Unfortunately, poor planning can decimate an estate. Some individuals leave a will, believing that their children or spouse will be taken care of.
Instead, children or the spouse face many months or years in probate court, watching estate assets dwindle away to pay attorney fees and court appointed examiners.
Too many families walk away with nothing after going through probate.
The reason may be poor planning. Another reason is that for decades, if not centuries, lawmakers in California have favored court and banking interests.
A will is not sufficient.
To avoid poor planning the next step after a will is to execute a revocable living trust. A will without a trust attached will be “probated” by the state to assure that the will is legal.
This leads to thousands of dollars in probate cost. For example, the average cost of probating a will for a $500,000 estate is approximately $23,000 in attorney and court fees, money that should go to the trustee’s beneficiaries.
The beauty of a revocable living trust is its flexibility and the protection it provides to the person who is the trustee of the trust and the person’s beneficiaries.

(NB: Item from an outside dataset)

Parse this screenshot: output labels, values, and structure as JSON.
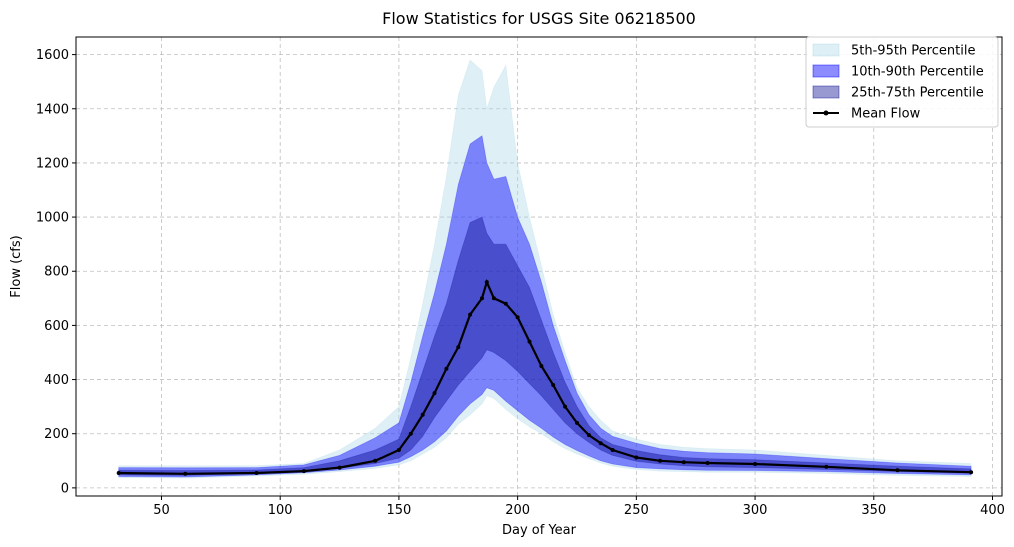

When a revocable living trust is executed, all transference of wealth to the trust occurs to the person now designated as the trustee. Although assets have been relinquished to the trust, the trustee as beneficial owner can sell, manage or give away assets and have the option at any point to change terms of the trust, change beneficiaries or even revoke the trust.
Once the trustee die, the revocable living trust becomes irrevocable, meaning what has been written is now etched in stone and cannot be changed.
Unfortunately, having a will and revocable living trust does not protect the trustee’s estate one hundred percent from probate court. Heirs will lose protection from probate court if the will or trust is contested, meaning that a family member fails to honor the wishes of the deceased and challenges the validity of the will or trust.
The majority of the time the will and trust are upheld in court, but meanwhile thousands of dollars or more are lost to the court. To avoid this from happening, it is imperative that family members sit down together and final wishes clarified.
This is the time to settle any dispute.
It is also helpful that family members have a copy of the will and trust, so that each item in the will and trust is discussed.
To discourage family members determined to contest the trust, insert a clause that anyone contesting the will and trust will receive one dollar for their efforts and lose any other benefits previously written in the will and trust.
An ounce of prevention can head off problems. When executing a will and revocable living trust, it is imperative that wishes of the deceased are honored and loved ones effectively avoid probate court.
A will and revocable living trust protects loved ones when they are most vulnerable.